What analogue to our times for this act? There are no basins at our doors to wash the dust off our feet. When we enter a restaurant there is no lowly worker hired to rinse our feet off before sitting down for our meal. Yet it is still a powerful unsettling symbol to the extent that the thing we consistently talk about as we plan these services of the Three Days is how do we encourage and get people to participate in this rite of washing feet. It is strangely intimate (which is from our context I think probably not so much so in 1st century Palestine) and still dirty activity. We are very much like Peter, don't touch my feet as our initial response to this act of washing feet. Yet, the service and love portion is perhaps lost on us a bit, given that there is not some lowly position in our labor force in which people are given the task to wash feet. And yet that is the point, God in human flesh before the supper in which we are to eat and drink in remembrance, takes on the role of the lowliest position one could have as a servant or a slave. insurrection in deed, but not in the way the trumped up charges wanted the Romans to believe.

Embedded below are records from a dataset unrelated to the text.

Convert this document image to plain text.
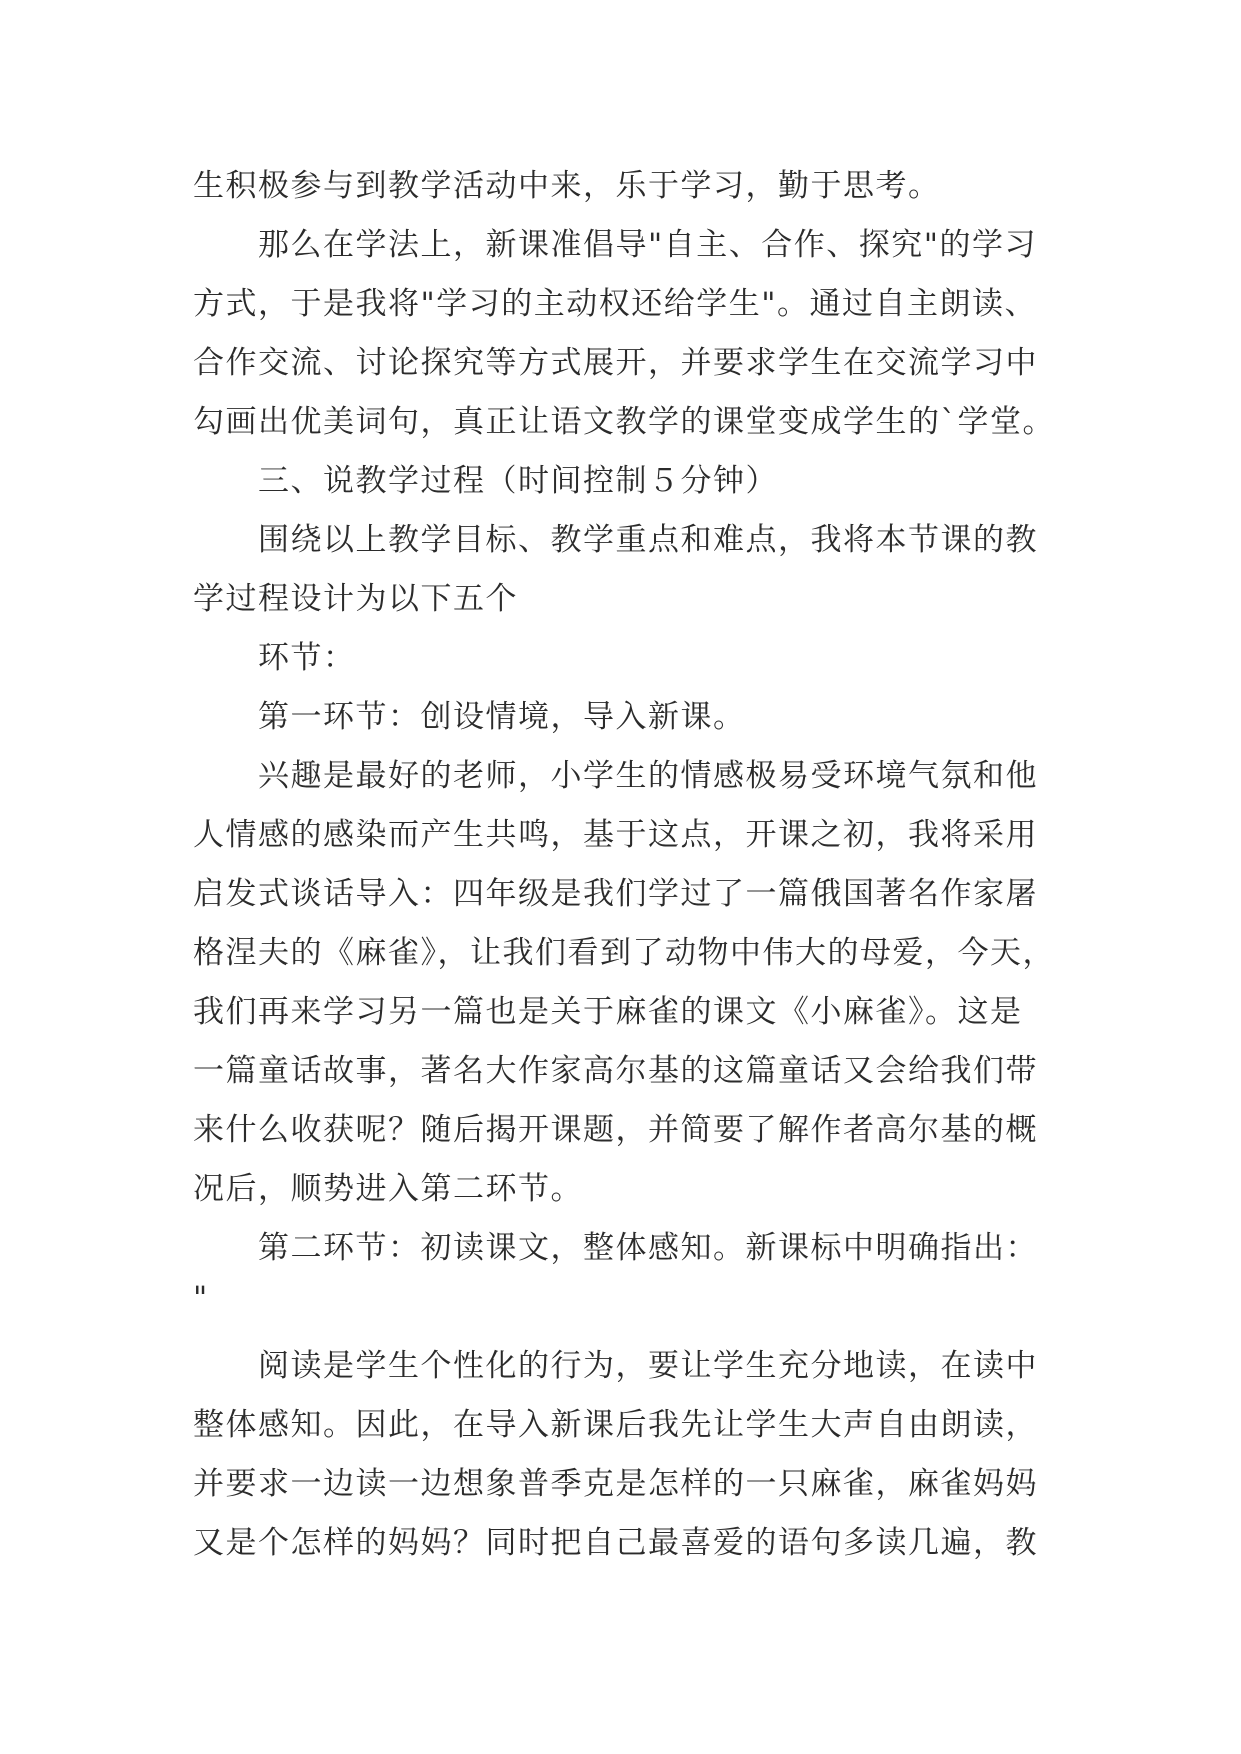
生积极参与到教学活动中来，乐于学习，勤于思考。
　　那么在学法上，新课准倡导"自主、合作、探究"的学习
方式，于是我将"学习的主动权还给学生"。通过自主朗读、
合作交流、讨论探究等方式展开，并要求学生在交流学习中
勾画出优美词句，真正让语文教学的课堂变成学生的`学堂。
　　三、说教学过程（时间控制５分钟）
　　围绕以上教学目标、教学重点和难点，我将本节课的教
学过程设计为以下五个
　　环节：
　　第一环节：创设情境，导入新课。
　　兴趣是最好的老师，小学生的情感极易受环境气氛和他
人情感的感染而产生共鸣，基于这点，开课之初，我将采用
启发式谈话导入：四年级是我们学过了一篇俄国著名作家屠
格涅夫的《麻雀》，让我们看到了动物中伟大的母爱，今天，
我们再来学习另一篇也是关于麻雀的课文《小麻雀》。这是
一篇童话故事，著名大作家高尔基的这篇童话又会给我们带
来什么收获呢？随后揭开课题，并简要了解作者高尔基的概
况后，顺势进入第二环节。
　　第二环节：初读课文，整体感知。新课标中明确指出：
"
　　阅读是学生个性化的行为，要让学生充分地读，在读中
整体感知。因此，在导入新课后我先让学生大声自由朗读，
并要求一边读一边想象普季克是怎样的一只麻雀，麻雀妈妈
又是个怎样的妈妈？同时把自己最喜爱的语句多读几遍，教
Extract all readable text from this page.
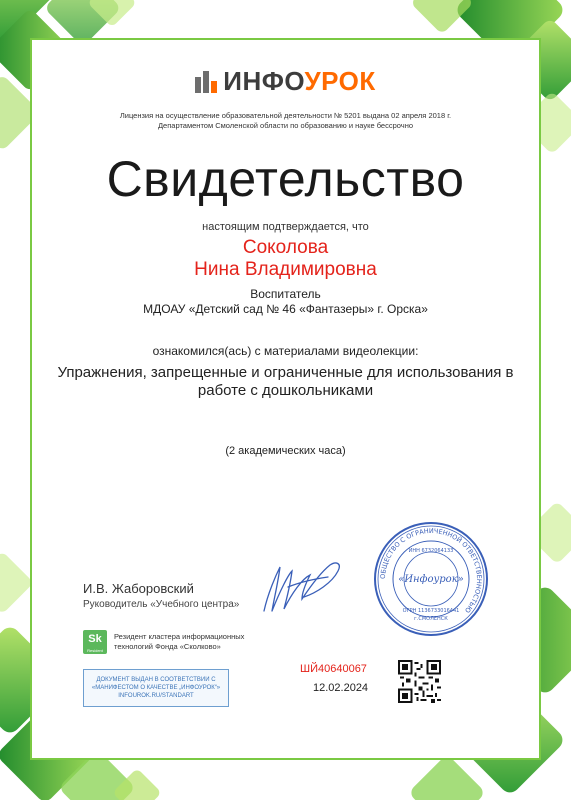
ИНФОУРОК
Лицензия на осуществление образовательной деятельности № 5201 выдана 02 апреля 2018 г.
Департаментом Смоленской области по образованию и науке бессрочно
Свидетельство
настоящим подтверждается, что
Соколова
Нина Владимировна
Воспитатель
МДОАУ «Детский сад № 46 «Фантазеры» г. Орска»
ознакомился(ась) с материалами видеолекции:
Упражнения, запрещенные и ограниченные для использования в
работе с дошкольниками
(2 академических часа)
И.В. Жаборовский
Руководитель «Учебного центра»
Sk
Resident
Резидент кластера информационных
технологий Фонда «Сколково»
ДОКУМЕНТ ВЫДАН В СООТВЕТСТВИИ С
«МАНИФЕСТОМ О КАЧЕСТВЕ „ИНФОУРОК“»
INFOUROK.RU/STANDART
ШЙ40640067
12.02.2024
ОБЩЕСТВО С ОГРАНИЧЕННОЙ ОТВЕТСТВЕННОСТЬЮ
ИНН 6732064133
ОГРН 1136733016441
г.СМОЛЕНСК
«Инфоурок»
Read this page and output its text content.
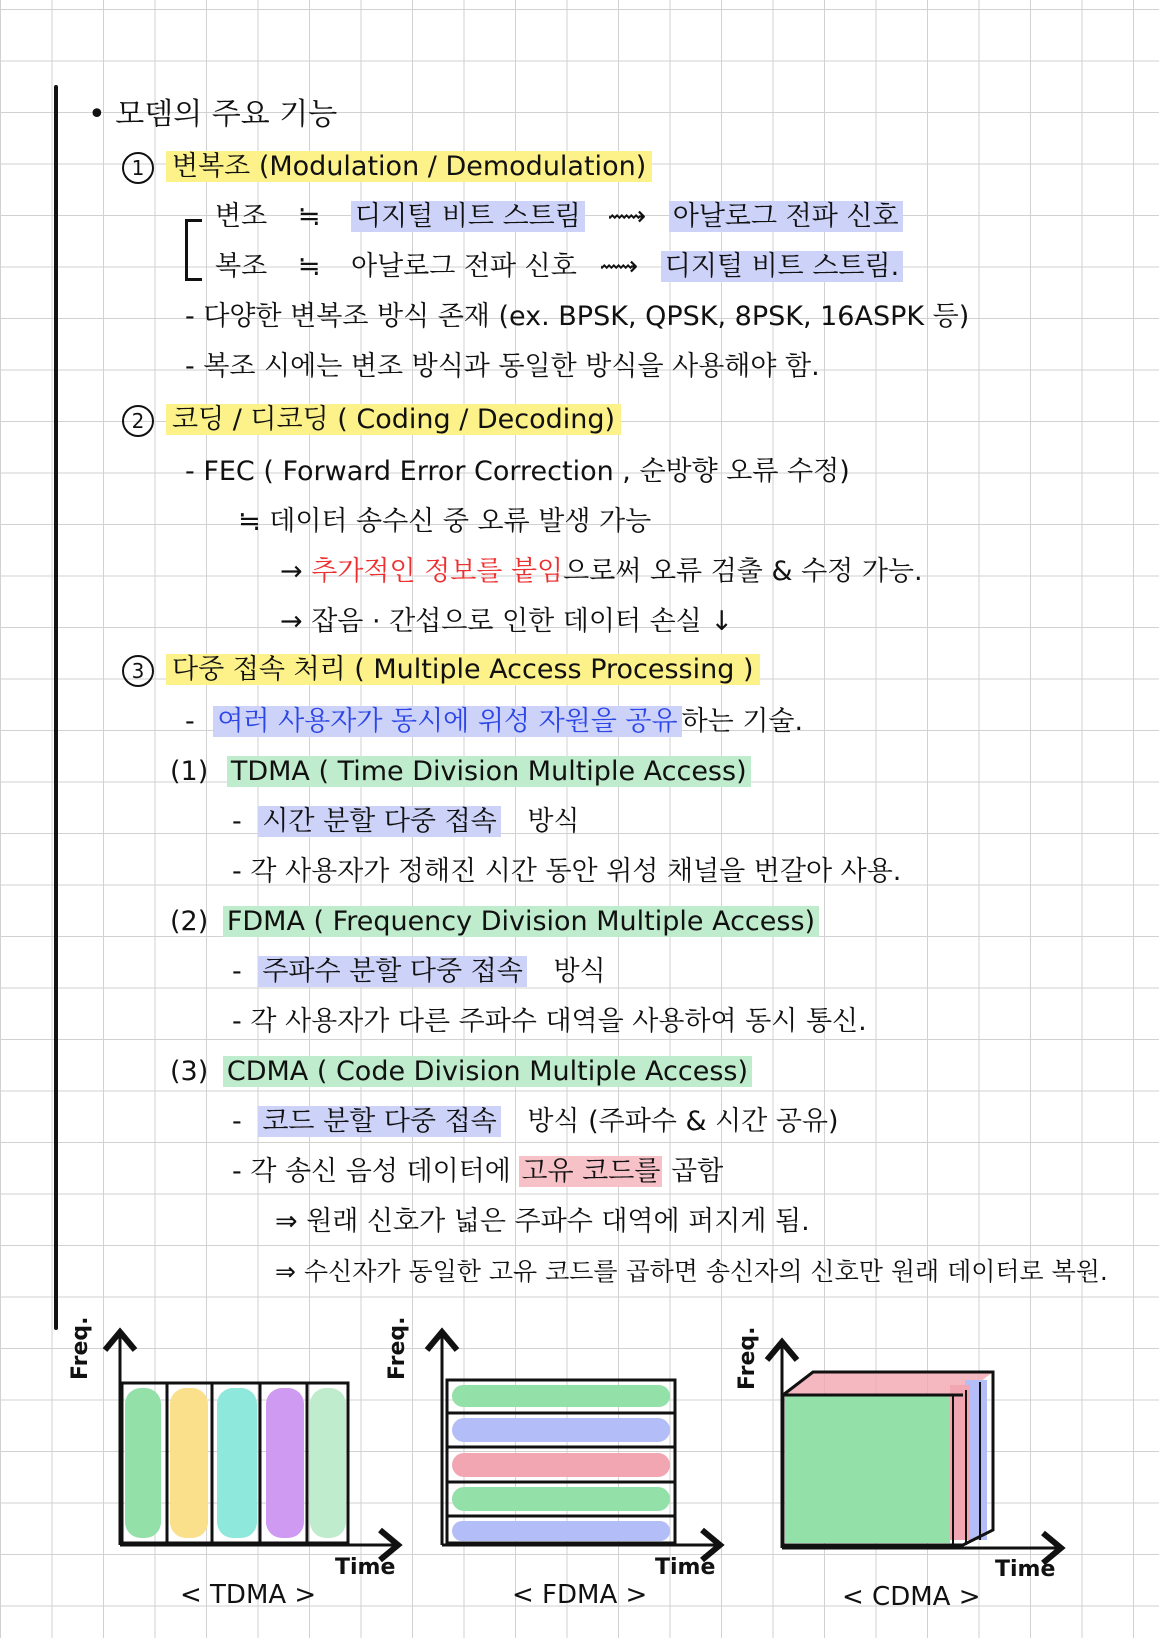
• 모뎀의 주요 기능
1 변복조 (Modulation / Demodulation)
변조 ≒ 디지털 비트 스트림 ⟿ 아날로그 전파 신호
복조 ≒ 아날로그 전파 신호 ⟿ 디지털 비트 스트림.
- 다양한 변복조 방식 존재 (ex. BPSK, QPSK, 8PSK, 16ASPK 등)
- 복조 시에는 변조 방식과 동일한 방식을 사용해야 함.
2 코딩 / 디코딩 ( Coding / Decoding)
- FEC ( Forward Error Correction , 순방향 오류 수정)
≒ 데이터 송수신 중 오류 발생 가능
→ 추가적인 정보를 붙임으로써 오류 검출 & 수정 가능.
→ 잡음 · 간섭으로 인한 데이터 손실 ↓
3 다중 접속 처리 ( Multiple Access Processing )
- 여러 사용자가 동시에 위성 자원을 공유 하는 기술.
(1) TDMA ( Time Division Multiple Access)
- 시간 분할 다중 접속 방식
- 각 사용자가 정해진 시간 동안 위성 채널을 번갈아 사용.
(2) FDMA ( Frequency Division Multiple Access)
- 주파수 분할 다중 접속 방식
- 각 사용자가 다른 주파수 대역을 사용하여 동시 통신.
(3) CDMA ( Code Division Multiple Access)
- 코드 분할 다중 접속 방식 (주파수 & 시간 공유)
- 각 송신 음성 데이터에 고유 코드를 곱함
⇒ 원래 신호가 넓은 주파수 대역에 퍼지게 됨.
⇒ 수신자가 동일한 고유 코드를 곱하면 송신자의 신호만 원래 데이터로 복원.
Freq.	Freq.	Freq.
Time	Time	Time
< TDMA >	< FDMA >	< CDMA >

There is so much here that is simply astounding, and beyond comprehension, or at least tidy systematization. As the crucifixion looms and at our Good Friday service we adore the cross; debating substitutionary atonement seems to miss something. I get the rejection of it: More or less it was this exclusive theory and the early Covenanter's assertion that Jesus died out of Love that God had for Humanity not as the recipient of God's wrath in our place that the Covenang was born. Even so rejection of this isn't the answer. We can't get away from that Jesus' death isn't an accident, and it isn't simply about identifying with suffering. Ivan in the Bothers K shows us the weakness of that position as well. No, it was the plan, the Lamb of God was slain from the foundation of the world. We may not like it our attempts to systematically and theoretically comprehend it may land us in horrific ideological places, but without the cross there is no Resurrection. There is no life as Christians understand it without passing through this death, through Death itself. As the Orthodox Liturgy proclaims "Christ beat down death by death..." It seems we often in the US feel that we must chose between a theory of the atonement where God is the wrathful furious God who is only able to calm his rage enough to forgive by killing his Son (I use the male pronoun here deliberately), or something that equally reduces God and the cross to some equally ( in my mind) distasteful place of platitudes about God being with us in suffering. I'd say that these three days are neither simply about wrath nor about suffering, and yet about both and so much more.
We don't have to choose, rather we are called to contemplate divine love that is greater than what we can grasp, and at the same time face ourselves, our inability not only to comprehend but fully and completely live out this love that calls to us. No reductions here, only the massiveness, the awesomeness of something we are always already only beginning to understand and live out. And so we come and we wash and we worship and kneel. We weep with tears of sorrow and joy, and we wonder that through death somehow God has ended all oppression and injustice. God beat down Sin and death and freed us from their "necessary" dominion over us, and yet we still must choose and we so often choose death and our reductions over life and its infinity.